College students go on drinking until they attain a certain level of drunkenness, after which they adjust the pace of their drinking by sipping as opposite to gulping in the beginning, a study has found.
Young people decide whether they’ve had enough to drink the same way the cruise control on a car “decides” whether to accelerate or hit the brakes, the researchers explained in the study that aims to analyse drinking behaviour the way engineers might analyse a mechanical system.
“The way the students made decisions about drinking actually resembled the single most common feedback controller that’s used in engineering,” said Kevin Passino, engineer at the Ohio State University.
“It’s called a proportional-derivative controller, and it measures how far a system has moved from a particular set point and adjusts accordingly. It’s the same as cruise control on a car,” Passino added.
The study revealed that after attaining a level of drunkenness youngsters may also switch to a non-alcoholic beverage at different times throughout the night to maintain the initial level of drunkenness.

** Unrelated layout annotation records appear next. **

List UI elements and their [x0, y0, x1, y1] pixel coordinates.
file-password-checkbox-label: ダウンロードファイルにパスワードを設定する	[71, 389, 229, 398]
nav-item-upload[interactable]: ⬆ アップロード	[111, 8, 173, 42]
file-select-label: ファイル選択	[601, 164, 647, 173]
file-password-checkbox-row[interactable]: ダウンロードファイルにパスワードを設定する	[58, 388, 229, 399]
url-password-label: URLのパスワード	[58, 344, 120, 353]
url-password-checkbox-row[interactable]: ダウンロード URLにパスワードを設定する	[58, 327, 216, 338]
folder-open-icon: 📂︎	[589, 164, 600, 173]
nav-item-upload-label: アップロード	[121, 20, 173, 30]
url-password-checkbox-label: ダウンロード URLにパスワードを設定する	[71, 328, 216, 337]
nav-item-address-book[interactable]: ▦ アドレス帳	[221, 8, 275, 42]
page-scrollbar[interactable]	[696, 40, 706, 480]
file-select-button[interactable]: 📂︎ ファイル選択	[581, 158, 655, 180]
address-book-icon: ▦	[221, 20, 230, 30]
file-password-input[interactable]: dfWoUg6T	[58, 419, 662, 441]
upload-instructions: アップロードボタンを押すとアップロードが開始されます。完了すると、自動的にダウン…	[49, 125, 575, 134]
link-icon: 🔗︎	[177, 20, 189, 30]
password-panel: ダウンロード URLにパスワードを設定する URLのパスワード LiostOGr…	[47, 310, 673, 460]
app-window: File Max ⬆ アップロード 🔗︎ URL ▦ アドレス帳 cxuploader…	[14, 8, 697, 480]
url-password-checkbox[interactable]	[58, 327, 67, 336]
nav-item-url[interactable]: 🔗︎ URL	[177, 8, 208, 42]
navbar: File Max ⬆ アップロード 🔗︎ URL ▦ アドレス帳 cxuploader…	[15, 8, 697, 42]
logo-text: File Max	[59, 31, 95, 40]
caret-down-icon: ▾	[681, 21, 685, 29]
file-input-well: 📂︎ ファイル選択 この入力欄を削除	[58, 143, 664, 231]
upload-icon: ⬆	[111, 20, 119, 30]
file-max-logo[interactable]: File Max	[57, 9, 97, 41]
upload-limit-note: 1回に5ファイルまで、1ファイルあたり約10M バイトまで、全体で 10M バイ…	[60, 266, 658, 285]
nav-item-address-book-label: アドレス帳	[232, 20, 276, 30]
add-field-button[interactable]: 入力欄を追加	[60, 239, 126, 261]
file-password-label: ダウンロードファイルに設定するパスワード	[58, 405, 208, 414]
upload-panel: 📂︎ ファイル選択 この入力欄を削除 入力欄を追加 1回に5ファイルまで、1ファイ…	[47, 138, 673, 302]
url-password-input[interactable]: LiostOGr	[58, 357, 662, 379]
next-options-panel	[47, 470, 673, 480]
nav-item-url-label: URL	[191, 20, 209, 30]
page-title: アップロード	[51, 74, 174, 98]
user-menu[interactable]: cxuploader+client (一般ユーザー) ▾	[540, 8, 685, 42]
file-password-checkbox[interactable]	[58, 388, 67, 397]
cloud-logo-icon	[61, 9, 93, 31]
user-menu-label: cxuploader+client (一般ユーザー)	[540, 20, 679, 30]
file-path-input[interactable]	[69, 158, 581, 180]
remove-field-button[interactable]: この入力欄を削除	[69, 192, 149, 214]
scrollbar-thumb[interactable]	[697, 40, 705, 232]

Analysing the high-risk drinking behaviour among college students via engineering methods might reveal relationships among complex factors that would otherwise remain hidden, said John Clapp, professor at Ohio State.
“We’re looking for the best points to intervene strategically, so that we can aid a person in their decision-making and potentially derail problematic behaviors,” Clapp said.
A team of social workers and engineers at the university used mathematical models to help explain the factors that drive alcohol consumption.
They performed portable alcohol breath tests, and over several studies, they accumulated data of blood alcohol content (BAC) a percentage measure of alcohol in the blood on nearly 1,500 students.
At the start of the evening, the researchers quizzed the students about how drunk they intended to get, and then they tested the students’ BAC several times over the following hours.
The data showed that students who reported wanting to feel “buzzed” adjusted their consumption to maintain a BAC around 0.05, while those who said they planned to get “very drunk” averaged around 0.1.
The results appear in the journal IEEE Transactions on Cybernetics.